Vengo così all’ultimo punto, che mi sembra il più importante. Insisto che il bisogno pasoliniano di travalicare i limiti della forma, di privilegiare il laboratorio sul prodotto finito, non è affatto localizzabile nell’ultima parte della sua produzione ma investe l’intero suo percorso creativo (e credo di averlo anche dimostrato), nell’ultimo periodo lo ha teorizzato, e non è nemmeno detto che sia stato un bene. Quel che mi ha sempre affascinato, di questo suo fare, è il corpo a corpo tra il dolore e la forma, tra l’immensità e la stupida tirannia del desiderio e la percezione che la forma non basta mai a quietarlo – che la forma, insomma, non «risolve», non può essere un escamotage per evitare l’infinita dissimmetria. Per me è tutto molto concreto, fatto di vita bruta, scema, e di salvezza cercata nelle parole, tra crisi nervose e volgarità narrative, lo sperimentalismo pasoliniano l’ho sempre percepito come nascente da un bisogno elementare di sopravvivenza (da lì deriva, per esempio, il mio secondo romanzo einaudiano, se è a questo che la Benedetti si riferisce parlando della mia «opera» distinta dal mio «lavoro di curatore»).

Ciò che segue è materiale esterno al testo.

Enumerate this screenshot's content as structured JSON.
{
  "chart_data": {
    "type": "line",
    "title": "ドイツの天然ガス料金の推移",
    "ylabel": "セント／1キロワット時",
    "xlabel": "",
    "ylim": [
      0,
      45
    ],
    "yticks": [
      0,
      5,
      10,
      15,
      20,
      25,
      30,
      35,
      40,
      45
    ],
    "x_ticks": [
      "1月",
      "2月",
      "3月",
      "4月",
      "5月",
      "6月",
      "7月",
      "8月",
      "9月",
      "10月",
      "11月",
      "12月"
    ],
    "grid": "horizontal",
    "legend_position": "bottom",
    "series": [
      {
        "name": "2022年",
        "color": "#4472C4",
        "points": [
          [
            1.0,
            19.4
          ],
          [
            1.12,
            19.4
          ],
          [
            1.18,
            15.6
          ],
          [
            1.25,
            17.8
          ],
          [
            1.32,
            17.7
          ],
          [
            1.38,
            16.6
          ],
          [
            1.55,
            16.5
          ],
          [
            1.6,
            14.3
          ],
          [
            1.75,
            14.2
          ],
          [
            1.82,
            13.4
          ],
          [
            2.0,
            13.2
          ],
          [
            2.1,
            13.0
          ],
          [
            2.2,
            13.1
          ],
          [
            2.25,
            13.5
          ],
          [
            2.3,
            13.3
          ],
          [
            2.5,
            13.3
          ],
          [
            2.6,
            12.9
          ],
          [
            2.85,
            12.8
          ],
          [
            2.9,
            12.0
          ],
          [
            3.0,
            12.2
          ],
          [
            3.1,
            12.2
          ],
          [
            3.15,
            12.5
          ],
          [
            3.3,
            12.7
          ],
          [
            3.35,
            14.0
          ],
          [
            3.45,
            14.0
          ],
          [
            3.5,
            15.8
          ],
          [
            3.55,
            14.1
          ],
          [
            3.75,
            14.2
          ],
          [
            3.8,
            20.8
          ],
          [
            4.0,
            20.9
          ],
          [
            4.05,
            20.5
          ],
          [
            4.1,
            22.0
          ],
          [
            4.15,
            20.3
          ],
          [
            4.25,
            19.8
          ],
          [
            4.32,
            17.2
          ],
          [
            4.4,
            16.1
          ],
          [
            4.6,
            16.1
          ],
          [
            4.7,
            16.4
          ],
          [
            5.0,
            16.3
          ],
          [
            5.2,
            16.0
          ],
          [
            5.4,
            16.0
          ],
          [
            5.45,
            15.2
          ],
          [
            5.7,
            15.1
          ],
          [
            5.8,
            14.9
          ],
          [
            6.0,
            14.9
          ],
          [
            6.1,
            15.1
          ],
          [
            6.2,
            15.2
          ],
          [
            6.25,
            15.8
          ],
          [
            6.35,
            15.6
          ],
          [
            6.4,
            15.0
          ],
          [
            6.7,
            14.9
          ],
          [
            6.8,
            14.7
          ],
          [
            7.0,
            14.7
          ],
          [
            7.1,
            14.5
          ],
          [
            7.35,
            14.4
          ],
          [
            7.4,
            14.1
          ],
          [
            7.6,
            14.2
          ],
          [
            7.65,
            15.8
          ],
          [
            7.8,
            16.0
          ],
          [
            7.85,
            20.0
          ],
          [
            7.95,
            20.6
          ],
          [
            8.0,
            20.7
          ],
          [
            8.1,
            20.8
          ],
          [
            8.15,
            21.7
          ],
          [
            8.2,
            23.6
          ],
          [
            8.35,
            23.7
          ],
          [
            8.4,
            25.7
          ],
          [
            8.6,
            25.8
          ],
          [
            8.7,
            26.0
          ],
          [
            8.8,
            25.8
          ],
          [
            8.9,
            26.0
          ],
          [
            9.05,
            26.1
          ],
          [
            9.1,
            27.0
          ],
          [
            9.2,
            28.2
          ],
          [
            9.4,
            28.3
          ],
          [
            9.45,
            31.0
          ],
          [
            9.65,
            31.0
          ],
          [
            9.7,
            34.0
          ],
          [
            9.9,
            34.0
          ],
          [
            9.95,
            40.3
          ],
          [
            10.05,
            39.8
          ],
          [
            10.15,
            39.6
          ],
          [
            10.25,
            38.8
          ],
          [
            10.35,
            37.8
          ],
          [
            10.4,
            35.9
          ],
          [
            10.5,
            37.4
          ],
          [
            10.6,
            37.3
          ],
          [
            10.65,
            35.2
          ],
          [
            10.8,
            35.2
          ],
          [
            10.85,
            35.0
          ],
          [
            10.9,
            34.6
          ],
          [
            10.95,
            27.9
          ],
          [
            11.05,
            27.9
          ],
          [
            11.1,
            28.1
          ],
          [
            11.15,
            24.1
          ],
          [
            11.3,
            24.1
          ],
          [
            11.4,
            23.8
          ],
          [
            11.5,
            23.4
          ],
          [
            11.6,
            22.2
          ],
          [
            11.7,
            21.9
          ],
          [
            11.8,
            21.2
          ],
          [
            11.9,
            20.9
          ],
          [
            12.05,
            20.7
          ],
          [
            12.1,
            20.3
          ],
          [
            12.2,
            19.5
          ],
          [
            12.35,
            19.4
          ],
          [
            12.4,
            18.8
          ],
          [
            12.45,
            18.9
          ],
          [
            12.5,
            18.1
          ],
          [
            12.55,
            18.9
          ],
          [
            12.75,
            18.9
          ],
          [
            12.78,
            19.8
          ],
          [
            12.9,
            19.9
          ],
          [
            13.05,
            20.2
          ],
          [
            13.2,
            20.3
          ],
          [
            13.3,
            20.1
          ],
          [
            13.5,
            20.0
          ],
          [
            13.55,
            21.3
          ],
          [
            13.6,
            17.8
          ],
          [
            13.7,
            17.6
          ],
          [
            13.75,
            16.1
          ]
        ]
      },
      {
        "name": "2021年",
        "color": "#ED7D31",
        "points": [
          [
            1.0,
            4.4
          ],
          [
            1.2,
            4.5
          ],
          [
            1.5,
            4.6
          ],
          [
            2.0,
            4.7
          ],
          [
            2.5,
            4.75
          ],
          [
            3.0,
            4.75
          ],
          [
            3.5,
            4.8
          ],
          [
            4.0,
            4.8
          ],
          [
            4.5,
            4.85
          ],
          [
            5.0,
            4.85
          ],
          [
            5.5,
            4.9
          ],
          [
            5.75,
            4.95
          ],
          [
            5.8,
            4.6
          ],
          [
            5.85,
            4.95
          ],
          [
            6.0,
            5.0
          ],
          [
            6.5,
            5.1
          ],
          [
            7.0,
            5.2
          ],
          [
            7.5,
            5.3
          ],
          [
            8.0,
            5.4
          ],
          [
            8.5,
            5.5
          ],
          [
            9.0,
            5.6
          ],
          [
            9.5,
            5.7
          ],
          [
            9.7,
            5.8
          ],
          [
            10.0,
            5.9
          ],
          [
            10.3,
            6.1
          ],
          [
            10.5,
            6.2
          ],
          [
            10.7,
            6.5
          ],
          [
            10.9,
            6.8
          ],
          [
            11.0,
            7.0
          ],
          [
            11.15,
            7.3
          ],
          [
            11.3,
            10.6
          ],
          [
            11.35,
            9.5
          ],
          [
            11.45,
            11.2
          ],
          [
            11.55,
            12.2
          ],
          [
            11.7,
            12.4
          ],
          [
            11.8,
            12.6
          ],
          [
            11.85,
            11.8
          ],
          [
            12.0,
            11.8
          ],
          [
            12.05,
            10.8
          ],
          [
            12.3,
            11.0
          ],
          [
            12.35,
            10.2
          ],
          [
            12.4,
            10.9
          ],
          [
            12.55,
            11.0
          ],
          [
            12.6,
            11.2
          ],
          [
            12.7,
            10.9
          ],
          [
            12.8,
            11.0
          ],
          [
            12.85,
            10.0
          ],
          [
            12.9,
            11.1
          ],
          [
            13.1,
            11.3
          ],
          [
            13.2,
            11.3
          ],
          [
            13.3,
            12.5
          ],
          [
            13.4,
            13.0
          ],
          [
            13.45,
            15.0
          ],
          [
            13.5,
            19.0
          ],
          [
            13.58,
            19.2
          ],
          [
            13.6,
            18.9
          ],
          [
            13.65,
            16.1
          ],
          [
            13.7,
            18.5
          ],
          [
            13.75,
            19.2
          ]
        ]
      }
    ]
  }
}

Quando la Benedetti parla della «forma progetto», le mascelle già un po’ si aprono per la noia, mi sembra tutto terribilmente «di testa», mi sembrano furori astratti, dove c’è molta teoria e poca letteratura, quella pratica, quella che si legge. Forse la differenza è proprio qui: che la Benedetti in fondo «avanguardizza» Pasolini, lo vuole trascinare su un terreno che gli è sempre stato estraneo, quello di un’assoluta novità «epocale» e, appunto, astratta – mentre lui era uno che anche le teorie le capiva a suo modo e le applicava sùbito, magari barando, alla scrittura – uno che non smetteva di soffrire (o di ridere) come un ragazzo, con un piede in quel che ancora non c’era e un altro nel vecchiume più kitsch.